Back in March, I posted a what-if about Derek & The Dominos’ Layla album had been a double disc expanded edition with the best of the off cuts from the first and second album sessions, with a couple of bonus’ thrown in for good measure. Derek & The Dominos only released the one album during their short life time, but a second album did come out early 1973. This was not the fabled second studio album though, even though the tapes from the 1971 sessions had occasionally been dusted down and listened to up until 1974, when Clapton released his sophomore solo album. This was the live album ‘In Concert’. After completing the Layla seasons, the band went on a tour of the USA with support coming from Toe Fat and a relative unknown by the name of Elton John. Bobby Whitlock, the band’s keyboardist, has said that like the album sessions that preceded it, there were a good number of drugs being consumed during the tour. Elton John noted though that this did not affect their performance whilst on stage, where he would watch from the sidelines to see what they were doing, especially Whitlock.
The band played a number of shows on the 23rd and 24th October at the Fillmore East in New York City. All of these shows were recorded (supposedly without the band’s knowledge) and as it would turn out, these are the only record of the band live that is not an audience recording/bootleg. After playing the Layla album to death, I was surprised to find that there was a live album. In the pre-internet age, it was not easy to find out about artists discographies. You had to hope that your local record shop had it in stock. This album also received heavy rotation on my CD player even though I would eventually replace it, along with the Layla CD with original pressings of the vinyl. These early CDs were notorious for that lack of care and attention that record companies had taken with their back catalogues, and would release a version from whatever master tapes they had lying around. I remember the amount of hiss on some of the Cream CDs from the time had the same problem, especially when it came to Fresh Cream (nice clean sound) and Disraeli Gears (sounded like it had been recorded with Dolby on and then transferred via five tape machines to attain maximum hiss. If you listened carefully, you could hear some music in there somewhere).
What surprised me about ‘In Concert’ was the lack of Layla. Was it down to the fact that Duane Allman, so instrumental in the sessions for the parent album only joined them for a couple of shows on the tour and this was not one of them. Without that second guitar player, would the song have worked in a live setting? What was a surprise was hearing songs that were not on Layla. These included Got To Get Better In A Little While (destined to be recorded during the second album sessions) and Roll It Over (the B-side of the band’s withdrawn first single). Having only released one album, the band were reliant on playing songs from Clapton’s back catalogue including songs that he had played during his days with The Powerhouse, Cream, Blind Faith and his first solo album.
Due to the constraints of the vinyl LP, there were a number of songs that were recorded but not released.
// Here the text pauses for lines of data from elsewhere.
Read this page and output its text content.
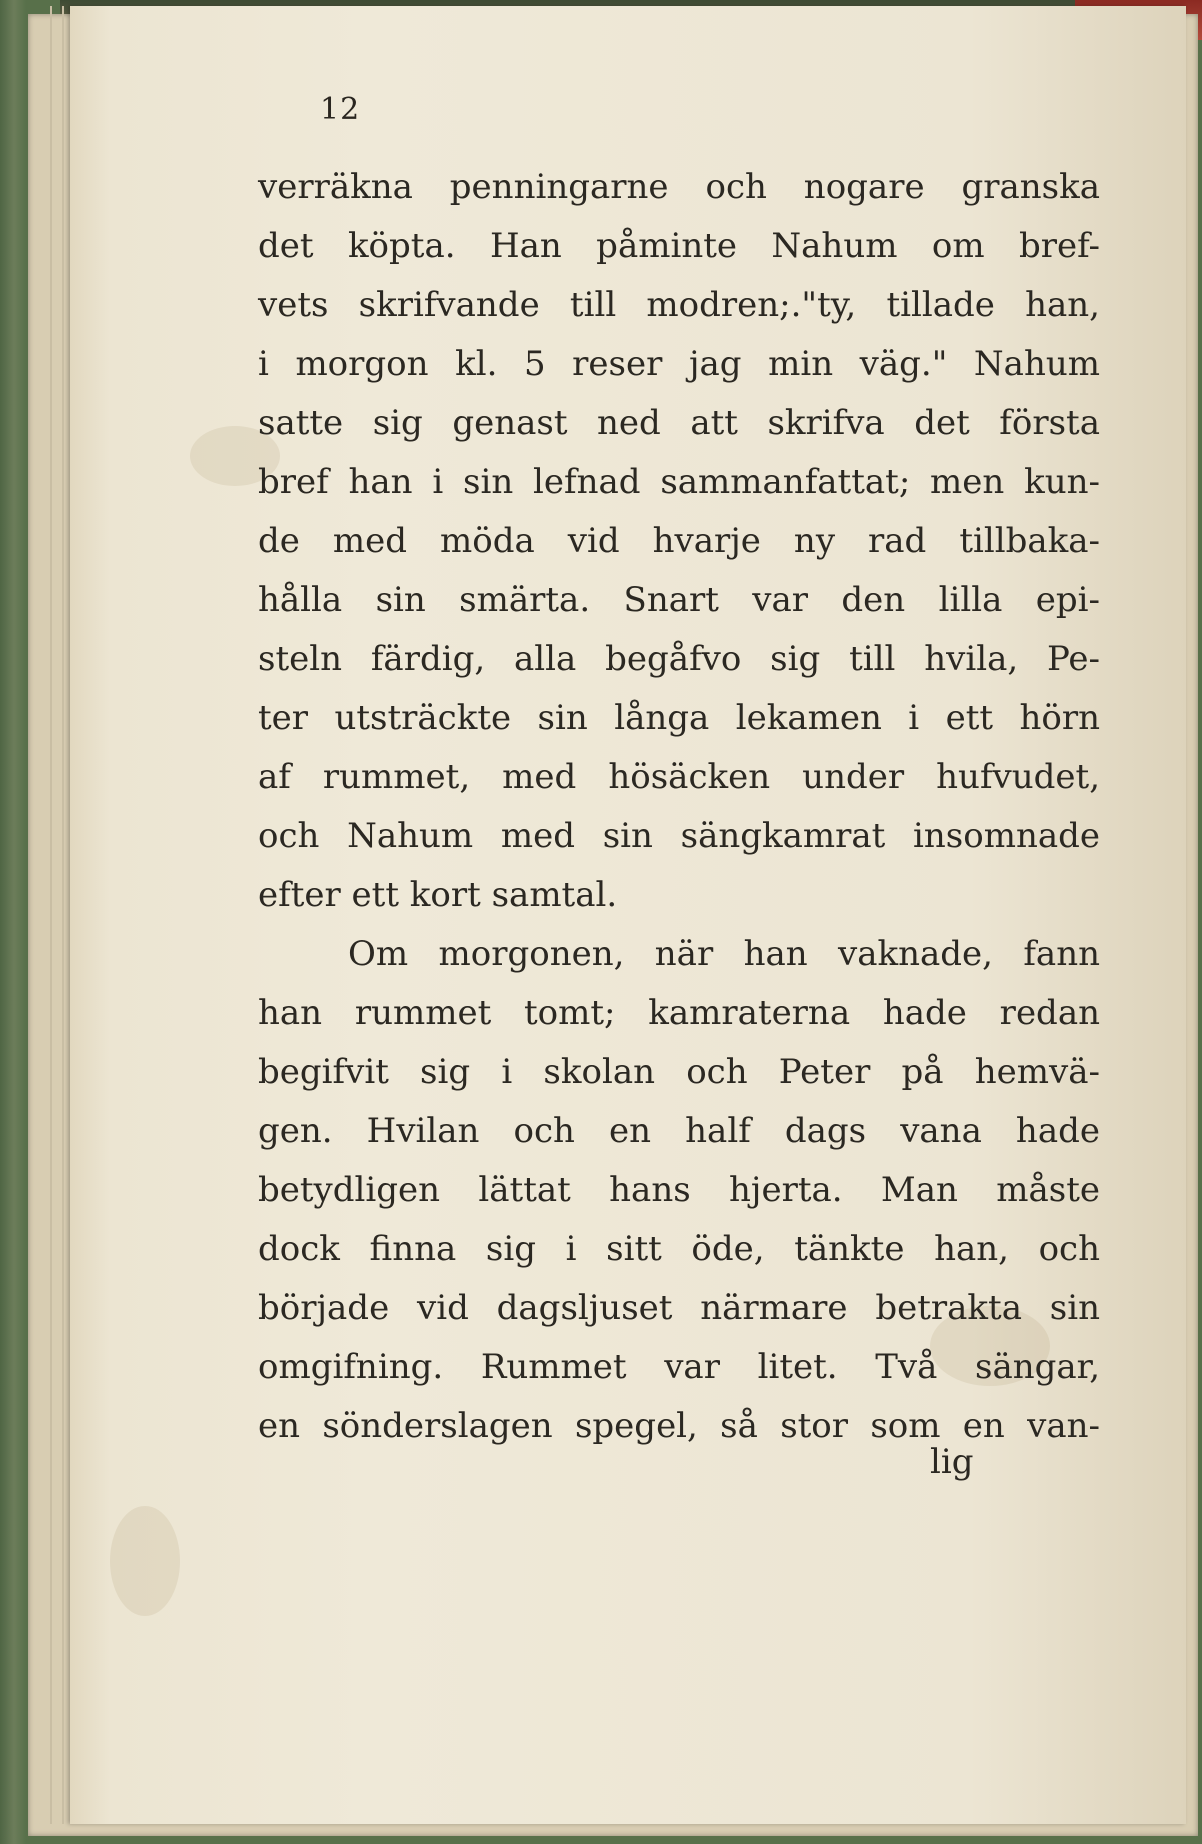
12
verräkna penningarne och nogare granska
det köpta. Han påminte Nahum om bref-
vets skrifvande till modren;."ty, tillade han,
i morgon kl. 5 reser jag min väg." Nahum
satte sig genast ned att skrifva det första
bref han i sin lefnad sammanfattat; men kun-
de med möda vid hvarje ny rad tillbaka-
hålla sin smärta. Snart var den lilla epi-
steln färdig, alla begåfvo sig till hvila, Pe-
ter utsträckte sin långa lekamen i ett hörn
af rummet, med hösäcken under hufvudet,
och Nahum med sin sängkamrat insomnade
efter ett kort samtal.
Om morgonen, när han vaknade, fann
han rummet tomt; kamraterna hade redan
begifvit sig i skolan och Peter på hemvä-
gen. Hvilan och en half dags vana hade
betydligen lättat hans hjerta. Man måste
dock finna sig i sitt öde, tänkte han, och
började vid dagsljuset närmare betrakta sin
omgifning. Rummet var litet. Två sängar,
en sönderslagen spegel, så stor som en van-
lig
Some of these would appear later on 1988’s Crossroads boxset and 1994’s ‘Live at the Fillmore’. Having liked the ‘In Concert’ album so much, I thought it was time to put together an extended live album for the band using all of these sources. This did leave me a little short on the second CD but with the release of the 40th Anniversary boxset, there was a live bonus in the complete set of songs that the band had played on The Johnny Cash Show; the only television performance the band made. All four songs recorded for the show (even though only two were broadcast) have been included at the end as bonus tracks.
- Why Does Love Got To Be So Bad?
- Got To Get Better In A Little While
- Nobody Knows You When You’re Down & Out
- Roll It Over
- Key To The Highway
- Tell The Truth
- Blues Power
- Have You Ever Loved A Woman
- Bottle Of Red Wine
- Little Wing
- Presence Of The Lord
- Let It Rain
- It’s Too Late (Johnny Cash Show)
- Got To Get Better In A Little While (Johnny Cash Show)
- Matchbox (Johnny Cash Show)
- Blues Power (Johnny Cash Show)
The front cover is similar in design to the Layla Expanded Edition from March, but instead of a black background, I went for red. The photos are taken from the Live at the Fillmore front cover, with an added picture of Clapton playing to cover over the credits on the original release.
A Spotify playlist could not be produced due to one or more songs not being available on that platform.